The League’s program consists of those governmental issues that the League has chosen for concerted study and action at the national, state or local level. The program process is specified in the bylaws and includes the following steps:
- Formal adoption (by members at an annual meeting or by state/national convention delegates) of an issue for study.
- Member study and agreement on broad concepts.
- Formulation of a position by the appropriate board of directors.
- Action as directed by the board of directors.
- Annual or biennial re-adoption of the position.
Local Leagues may work simultaneously on local, state, national and (if applicable) regional program issues, but action may be taken only in those areas where there is member understanding and agreement. Issues reflect community concerns and range from local park facilities to election reform, from childcare to nuclear waste disposal, from air pollution to international trade, from mental health to energy policy. (The national League’s positions on issues can be found in Impact on Issues on the League Web site.)
Studies and Program Adoption
League program arises from the suggestions of members. At every level of the League, the board of directors is responsible for reviewing and discussing these suggestions, formulating them in appropriate language, and recommending all or some of them for adoption according to procedures specified in the bylaws. A local League’s “action” or advocacy program is determined by members at its annual meeting; state and national programs are voted upon by delegates at state and national League conventions. In the course of the program adoption discussion, members often give suggestions to the board on scope of inquiry, timing, emphasis and ways to handle the study and/or action phases.
Reaching Member Agreement
Before the League can take action, members must agree in broad terms on what they think about various aspects of the policy issue. The nature of the issue will affect how it is studied and how positions are reached. The board usually selects the method to be used: consensus (where agreement is reached using League responses to specific questions) or concurrence (where agreement or a vote on a pre-stated position is required).

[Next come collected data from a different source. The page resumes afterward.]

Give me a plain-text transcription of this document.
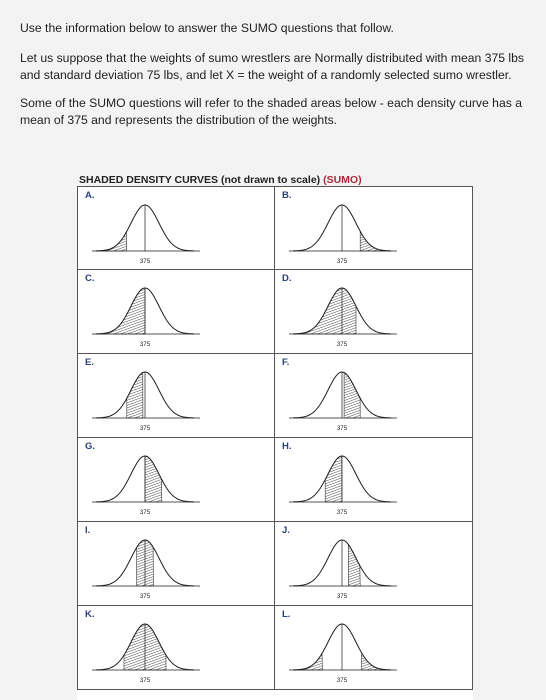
Use the information below to answer the SUMO questions that follow.

Let us suppose that the weights of sumo wrestlers are Normally distributed with mean 375 lbs and standard deviation 75 lbs, and let X = the weight of a randomly selected sumo wrestler.

Some of the SUMO questions will refer to the shaded areas below - each density curve has a mean of 375 and represents the distribution of the weights.

SHADED DENSITY CURVES (not drawn to scale) (SUMO)
A.
375
B.
375
C.
375
D.
375
E.
375
F.
375
G.
375
H.
375
I.
375
J.
375
K.
375
L.
375
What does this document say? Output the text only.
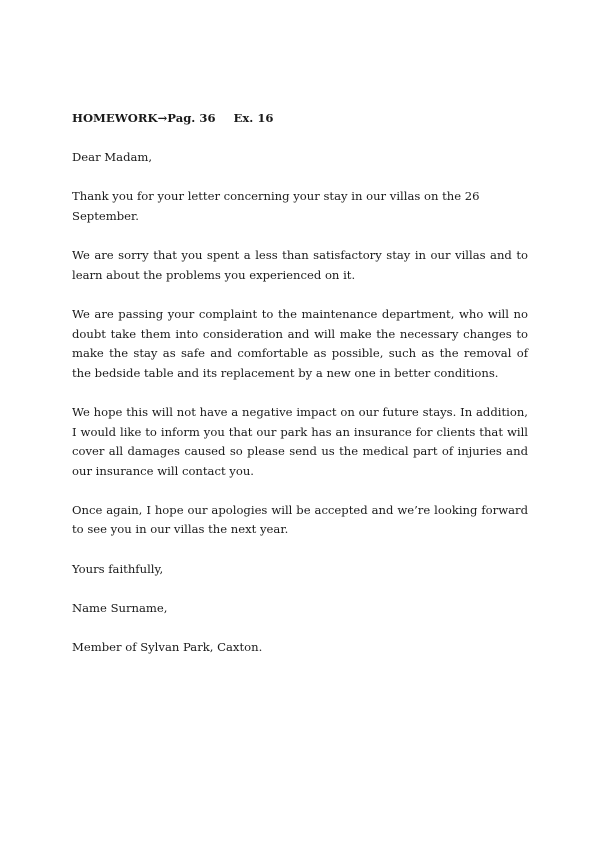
HOMEWORK→Pag. 36 Ex. 16

Dear Madam,

Thank you for your letter concerning your stay in our villas on the 26 September.

We are sorry that you spent a less than satisfactory stay in our villas and to learn about the problems you experienced on it.

We are passing your complaint to the maintenance department, who will no doubt take them into consideration and will make the necessary changes to make the stay as safe and comfortable as possible, such as the removal of the bedside table and its replacement by a new one in better conditions.

We hope this will not have a negative impact on our future stays. In addition, I would like to inform you that our park has an insurance for clients that will cover all damages caused so please send us the medical part of injuries and our insurance will contact you.

Once again, I hope our apologies will be accepted and we’re looking forward to see you in our villas the next year.

Yours faithfully,

Name Surname,

Member of Sylvan Park, Caxton.
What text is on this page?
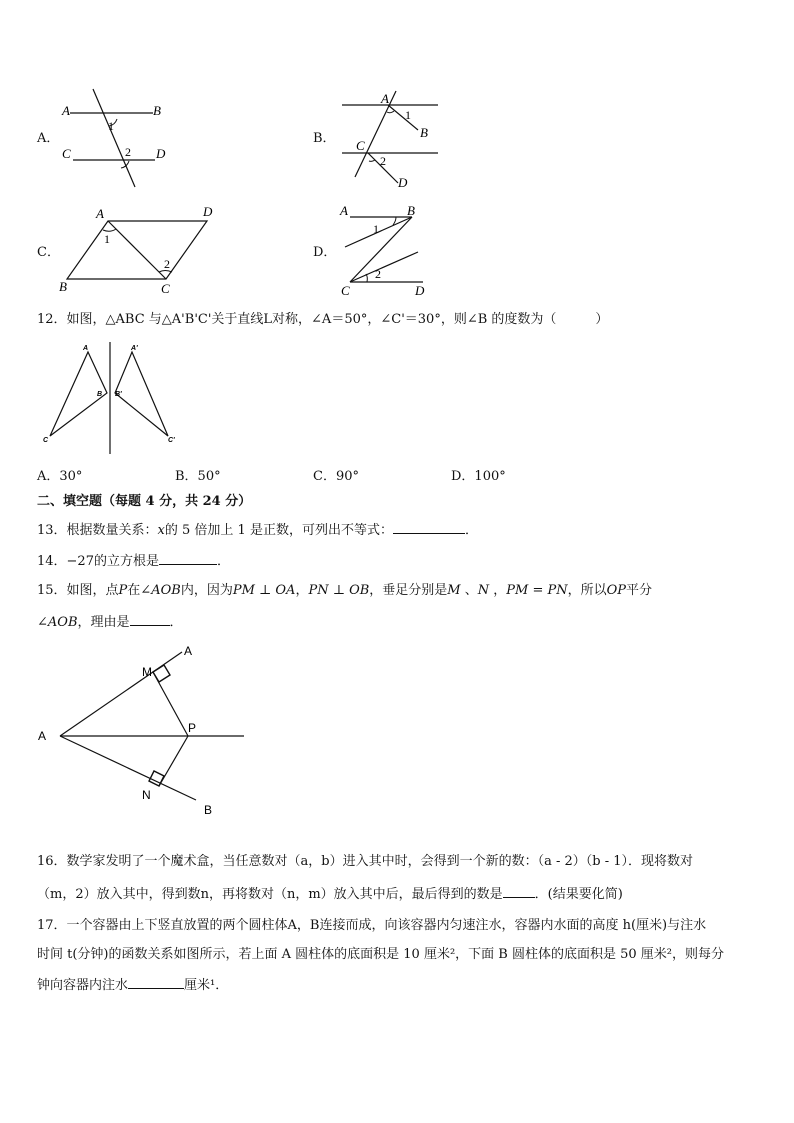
A．
A	B
C	D
1
2
B．
A
B
C
D
1
2
C．
A	D
B	C
1
2
D．
A	B
C	D
1
2
12．如图，△ABC 与△A'B'C'关于直线L对称，∠A＝50°，∠C'＝30°，则∠B 的度数为（　　　）
A
B
C
A'
B'
C'
A．30°	B．50°	C．90°	D．100°
二、填空题（每题 4 分，共 24 分）
13．根据数量关系：x的 5 倍加上 1 是正数，可列出不等式：	．
14．−27的立方根是	．
15．如图，点P在∠AOB内，因为PM ⊥ OA，PN ⊥ OB，垂足分别是M 、N ，PM = PN，所以OP平分
∠AOB，理由是	．
A
A
B
M
N
P
16．数学家发明了一个魔术盒，当任意数对（a，b）进入其中时，会得到一个新的数：（a - 2）（b - 1）．现将数对
（m，2）放入其中，得到数n，再将数对（n，m）放入其中后，最后得到的数是 ．(结果要化简)
17．一个容器由上下竖直放置的两个圆柱体A，B连接而成，向该容器内匀速注水，容器内水面的高度 h(厘米)与注水
时间 t(分钟)的函数关系如图所示，若上面 A 圆柱体的底面积是 10 厘米²，下面 B 圆柱体的底面积是 50 厘米²，则每分
钟向容器内注水	厘米¹．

The technique most often used in the League for reaching member agreement is consensus by group discussion. It is not a simple majority, nor is it unanimity; rather it is the overall sense of the group as expressed through the exchange of ideas and opinions, whether in a meeting of the full membership or a series of smaller discussion meetings.
Regardless of the method used, it is essential that members have an opportunity to become informed before being asked to make decisions on the issue under consideration. It is through this process that League members become educated on a given issue, and this is what makes subsequent League action on that issue uniquely credible and respected. During the study phase, members have an opportunity to examine the facts and key pro/con points. They are encouraged to discuss the political realities of action and to contribute ideas for the board to consider when it formulates an action strategy after a position is reached. If the League has a position on a given issue, action can be taken as appropriate. The issue does not need to be studied each time action is thought to be necessary.

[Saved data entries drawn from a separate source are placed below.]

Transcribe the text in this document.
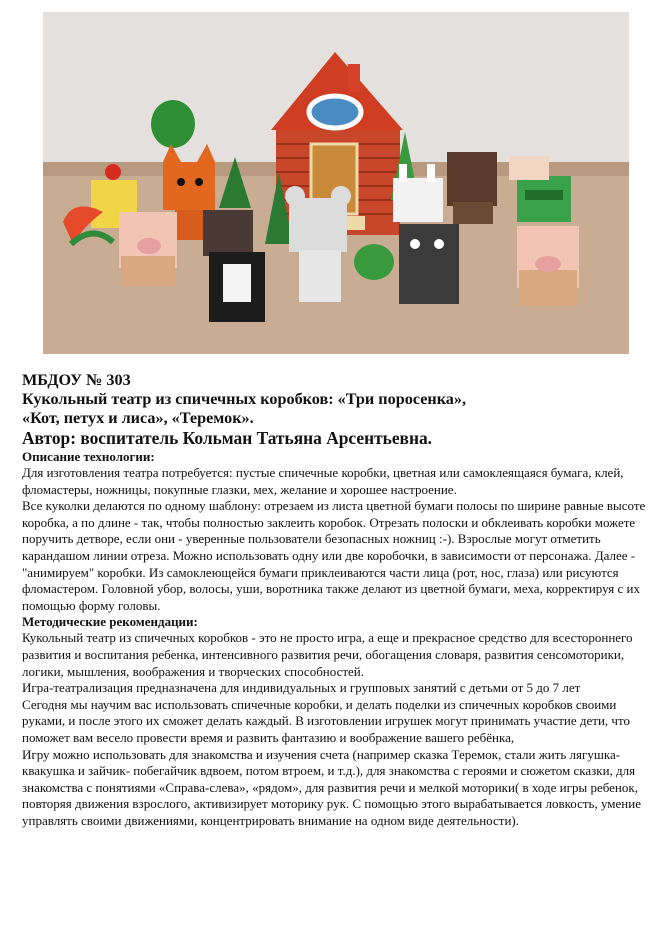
МБДОУ № 303

Кукольный театр из спичечных коробков: «Три поросенка»,

«Кот, петух и лиса», «Теремок».

Автор: воспитатель Кольман Татьяна Арсентьевна.

Описание технологии:

Для изготовления театра потребуется: пустые спичечные коробки, цветная или самоклеящаяся бумага, клей, фломастеры, ножницы, покупные глазки, мех, желание и хорошее настроение.

Все куколки делаются по одному шаблону: отрезаем из листа цветной бумаги полосы по ширине равные высоте коробка, а по длине - так, чтобы полностью заклеить коробок. Отрезать полоски и обклеивать коробки можете поручить детворе, если они - уверенные пользователи безопасных ножниц :-). Взрослые могут отметить карандашом линии отреза. Можно использовать одну или две коробочки, в зависимости от персонажа. Далее - "анимируем" коробки. Из самоклеющейся бумаги приклеиваются части лица (рот, нос, глаза) или рисуются фломастером. Головной убор, волосы, уши, воротника также делают из цветной бумаги, меха, корректируя с их помощью форму головы.

Методические рекомендации:

Кукольный театр из спичечных коробков - это не просто игра, а еще и прекрасное средство для всестороннего развития и воспитания ребенка, интенсивного развития речи, обогащения словаря, развития сенсомоторики, логики, мышления, воображения и творческих способностей.

Игра-театрализация предназначена для индивидуальных и групповых занятий с детьми от 5 до 7 лет

Сегодня мы научим вас использовать спичечные коробки, и делать поделки из спичечных коробков своими руками, и после этого их сможет делать каждый. В изготовлении игрушек могут принимать участие дети, что поможет вам весело провести время и развить фантазию и воображение вашего ребёнка,

Игру можно использовать для знакомства и изучения счета (например сказка Теремок, стали жить лягушка-квакушка и зайчик- побегайчик вдвоем, потом втроем, и т.д.), для знакомства с героями и сюжетом сказки, для знакомства с понятиями «Справа-слева», «рядом», для развития речи и мелкой моторики( в ходе игры ребенок, повторяя движения взрослого, активизирует моторику рук. С помощью этого вырабатывается ловкость, умение управлять своими движениями, концентрировать внимание на одном виде деятельности).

Formulating League Positions
A League’s position reflects membership understanding and agreement on a particular public policy issue. In formulating a position, either prior to seeking member agreement through concurrence or following member agreement through consensus, the board must keep in mind the importance of wording the position in terms broad enough to enable the League to initiate, support or oppose a variety of specific legislative and executive proposals over a period of time.
Determining whether consensus has been achieved and how it should be expressed is the responsibility of the board. Through an interpretive process, the board first evaluates the reports of member views and then determines the broad areas of agreement and disagreement that emerge.
Once a League board has finalized a position on an issue, it is announced to members and can be shared with the public. It becomes part of the League’s position statements, and the board can begin taking action on it immediately. Like all statements of position, it must be readopted each year by League members at the annual meeting (or biennial convention) in order to remain on the program of issues for possible action.
A local League’s views during a regional, state or national study do not constitute a final League position and should not be publicized, either to members or to the public. In this case, each local board’s responsibility is to report its members’ areas of agreement and its level of member participation to the regional, state or national board. In turn, the appropriate board analyzes the member agreement reports from local Leagues, develops a position statement that reflects member thinking and announces the position to members and the public. That position is then available immediately to be used as the basis for action.
Impact on Issues
The publication Impact on Issues: A Guide to Public Policy Positions, contains all LWVUS positions agreed to through study, consensus and concurrence. It provides invaluable information and history for Leagues wishing to take action. National positions can serve as the basis for action at the state and local levels, as well as nationally. You may wish to contact the LWVUS for assistance in applying national positions locally or in your state. (Hard copies of Impact on Issues are available for purchase through the LWVUS store on the League Web site, or an electronic copy can be downloaded from the Web site. Most state and local Leagues will also have a publication that shares state and local positions on the issues)
The League’s Principles
In addition to positions on public policy issues, Impact on Issues lists the League’s Principles. These are broad “concepts of government” to which the League subscribes. They can serve as a basis for support for: responsible, responsive, efficient, representative government; protection of the right to vote of every citizen; support for free public education; and international cooperation, for example. However, since they are broadly worded, caution should be used in applying them to specific issues.
Key Points of the Study Process – Local Leagues and Members:
It is important to remember that the study process is a cooperative effort between the local League board and the study committee. It is the board's responsibility to monitor the entire process to ensure that the membership is able to come to consensus in an unbiased and nonpartisan atmosphere.